I remember the first Sunday that I was up in Kirksville for football camp. There was a church service in the morning. I did not attend. The fact that there was church didn’t bother me. However, the ignorance expressed by the teammates around me was another story. I overheard some guys talking about a handful of players that didn’t wake up that morning to go to church. My name came up. The exact words were, “Those fools are going to hell.”
Shocked. Taken back to say the least. It was just the beginning.
During my first week of college one of my professors started to make a comparison with something that was done in class and an event that occurs in Sunday Mass. I don’t know what happens in Sunday Mass because I have never been. My professor, supposedly an educated teacher, took for granted that everyone went to church. It hurt me inside because I was apparently on a different page. I kept to myself. I had to make a concentrated effort to remain true to my religious beliefs and values.
I would have to get used to this “everyone is a Christian” hegemony or I would crumble under my own beliefs. I had no other choice. Add this awkwardness with the transition of college and me living on my own and this quickly turned into some of the hardest times of my life. Then for a side dish take the stereotypes some of my own teammates would use such as, “rich like a Jew” or look at that “Jewish nose” and it got to the point where I would question my faith at night. Lying in bed I would just ask myself if it was worth it to have such strong beliefs and pride in my religion. I didn’t know the answer.
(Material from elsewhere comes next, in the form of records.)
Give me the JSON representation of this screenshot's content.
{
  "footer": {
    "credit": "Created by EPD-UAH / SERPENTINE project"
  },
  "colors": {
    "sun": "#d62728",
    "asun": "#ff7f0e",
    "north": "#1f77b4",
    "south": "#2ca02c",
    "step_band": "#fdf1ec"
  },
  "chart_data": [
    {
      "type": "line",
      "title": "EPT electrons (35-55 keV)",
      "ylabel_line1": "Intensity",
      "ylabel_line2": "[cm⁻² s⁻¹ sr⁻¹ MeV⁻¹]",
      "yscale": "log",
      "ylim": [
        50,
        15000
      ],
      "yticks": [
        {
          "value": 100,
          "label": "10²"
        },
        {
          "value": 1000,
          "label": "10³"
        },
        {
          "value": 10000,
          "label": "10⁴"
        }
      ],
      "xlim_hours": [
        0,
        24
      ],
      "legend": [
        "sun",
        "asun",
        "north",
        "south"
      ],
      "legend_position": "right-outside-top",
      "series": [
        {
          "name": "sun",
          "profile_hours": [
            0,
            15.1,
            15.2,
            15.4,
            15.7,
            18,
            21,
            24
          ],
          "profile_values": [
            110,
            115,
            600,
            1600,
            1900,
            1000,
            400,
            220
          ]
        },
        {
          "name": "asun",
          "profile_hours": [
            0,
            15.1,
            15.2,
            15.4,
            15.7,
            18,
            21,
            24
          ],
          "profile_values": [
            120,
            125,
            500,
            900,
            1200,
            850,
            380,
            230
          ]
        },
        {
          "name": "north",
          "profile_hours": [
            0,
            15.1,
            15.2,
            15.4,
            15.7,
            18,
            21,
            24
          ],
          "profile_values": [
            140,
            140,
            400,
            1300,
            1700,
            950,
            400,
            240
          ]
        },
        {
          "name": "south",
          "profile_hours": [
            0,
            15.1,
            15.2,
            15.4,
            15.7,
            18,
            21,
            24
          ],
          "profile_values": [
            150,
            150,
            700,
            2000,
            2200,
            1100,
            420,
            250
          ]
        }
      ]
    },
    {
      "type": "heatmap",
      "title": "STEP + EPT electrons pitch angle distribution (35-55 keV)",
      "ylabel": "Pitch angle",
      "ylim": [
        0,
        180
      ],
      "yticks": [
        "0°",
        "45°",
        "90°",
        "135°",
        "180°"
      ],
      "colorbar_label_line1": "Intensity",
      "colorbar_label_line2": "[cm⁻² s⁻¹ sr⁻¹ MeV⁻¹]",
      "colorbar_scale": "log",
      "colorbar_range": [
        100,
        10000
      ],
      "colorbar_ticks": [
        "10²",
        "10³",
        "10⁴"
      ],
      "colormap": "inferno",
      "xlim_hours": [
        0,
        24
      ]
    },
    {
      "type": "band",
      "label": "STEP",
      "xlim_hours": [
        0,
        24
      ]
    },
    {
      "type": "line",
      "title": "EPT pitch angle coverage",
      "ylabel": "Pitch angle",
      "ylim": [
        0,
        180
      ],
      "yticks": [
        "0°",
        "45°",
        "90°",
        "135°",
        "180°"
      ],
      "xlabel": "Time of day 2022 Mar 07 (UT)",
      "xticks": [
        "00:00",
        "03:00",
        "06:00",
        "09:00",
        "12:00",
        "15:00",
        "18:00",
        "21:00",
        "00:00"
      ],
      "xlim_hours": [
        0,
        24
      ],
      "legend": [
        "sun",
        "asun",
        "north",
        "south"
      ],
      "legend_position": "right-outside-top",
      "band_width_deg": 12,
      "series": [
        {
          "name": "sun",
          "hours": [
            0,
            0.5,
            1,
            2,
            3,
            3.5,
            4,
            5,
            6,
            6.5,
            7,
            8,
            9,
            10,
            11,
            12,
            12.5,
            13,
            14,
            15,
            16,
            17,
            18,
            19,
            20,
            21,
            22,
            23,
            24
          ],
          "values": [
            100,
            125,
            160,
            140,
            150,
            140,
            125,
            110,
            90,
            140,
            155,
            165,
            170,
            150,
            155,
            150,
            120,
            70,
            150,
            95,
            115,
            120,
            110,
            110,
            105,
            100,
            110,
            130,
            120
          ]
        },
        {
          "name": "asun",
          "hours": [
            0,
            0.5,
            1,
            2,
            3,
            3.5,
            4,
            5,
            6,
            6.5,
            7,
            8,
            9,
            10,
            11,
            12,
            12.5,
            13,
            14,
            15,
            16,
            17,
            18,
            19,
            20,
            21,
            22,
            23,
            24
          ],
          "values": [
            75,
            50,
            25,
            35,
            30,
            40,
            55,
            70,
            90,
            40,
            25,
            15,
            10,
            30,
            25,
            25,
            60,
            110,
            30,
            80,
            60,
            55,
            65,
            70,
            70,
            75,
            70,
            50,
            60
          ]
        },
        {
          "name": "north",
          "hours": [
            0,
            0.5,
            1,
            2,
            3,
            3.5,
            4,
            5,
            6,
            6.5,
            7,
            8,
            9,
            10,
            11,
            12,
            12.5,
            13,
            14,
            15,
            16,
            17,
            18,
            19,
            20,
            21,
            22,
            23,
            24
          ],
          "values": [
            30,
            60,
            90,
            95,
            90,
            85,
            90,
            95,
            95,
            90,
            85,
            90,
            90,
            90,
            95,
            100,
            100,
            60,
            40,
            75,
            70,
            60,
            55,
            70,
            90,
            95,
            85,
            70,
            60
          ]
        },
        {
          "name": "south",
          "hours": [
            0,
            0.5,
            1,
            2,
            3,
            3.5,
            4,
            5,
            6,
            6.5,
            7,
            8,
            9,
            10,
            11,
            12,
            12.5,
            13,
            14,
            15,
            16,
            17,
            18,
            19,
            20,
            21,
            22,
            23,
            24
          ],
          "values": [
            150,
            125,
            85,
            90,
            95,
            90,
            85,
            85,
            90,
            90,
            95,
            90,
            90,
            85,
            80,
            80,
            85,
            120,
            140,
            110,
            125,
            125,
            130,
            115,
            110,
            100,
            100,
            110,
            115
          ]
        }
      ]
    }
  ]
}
Just when it couldn’t get any worse, it didn’t. I got some calls from my grandparents and they told me how important it was to stay true to my beliefs and my Jewish faith. I discussed issues with my father and the grass on the other side started to turn a vibrant green. I learned how to become strong. I learned how to believe again. I put on that yarmulke and I opened that prayer book and read and recited prayers of hope. My soul was alive once again! My family helped me understand. My family helped me keep faith.
I’ll never forget my first college football game. The team chaplain led the team in the “Lord’s Prayer”. I removed myself immediately from the kneeling crowd of players. Right then and there the tone was set. A new sense of respect was born because my teammates knew how much courage it took for me to walk away; for me to stand alone. As a freshmen this was the hardest thing to do because I was new and I was young. As a sophomore the freshmen saw me stand alone. As a junior, the freshmen and sophomores saw me stand alone. And as a senior, my team saw their Captain stand alone.
As for my football career, I was a two time all conference selection, three time academic honor roll selection, and elected as team captain by my teammates in my senior year. I got the starting job at strong safety as a true freshmen after my 5th game and didn’t look back. 39 consecutive starts later it’s safe to say that I definitely am blessed.
A little over four years have passed since the last time I went to temple with my family. I am done with football now and graduating soon with the aspirations of becoming a chiropractor. I feel at one with myself now. I have learned not to let others control my destiny. I am the only one with that power. Even though I am far away from my family I will take what I have learned from them and empower myself with devotion to my heritage. I know that is what they expect from the Jewish son they have raised. It is said that one must set goals in life in order to be successful. My goals have been set during the time I have been away at college and I can safely say goal number one has been achieved. I can say it with pride. I have kept faith!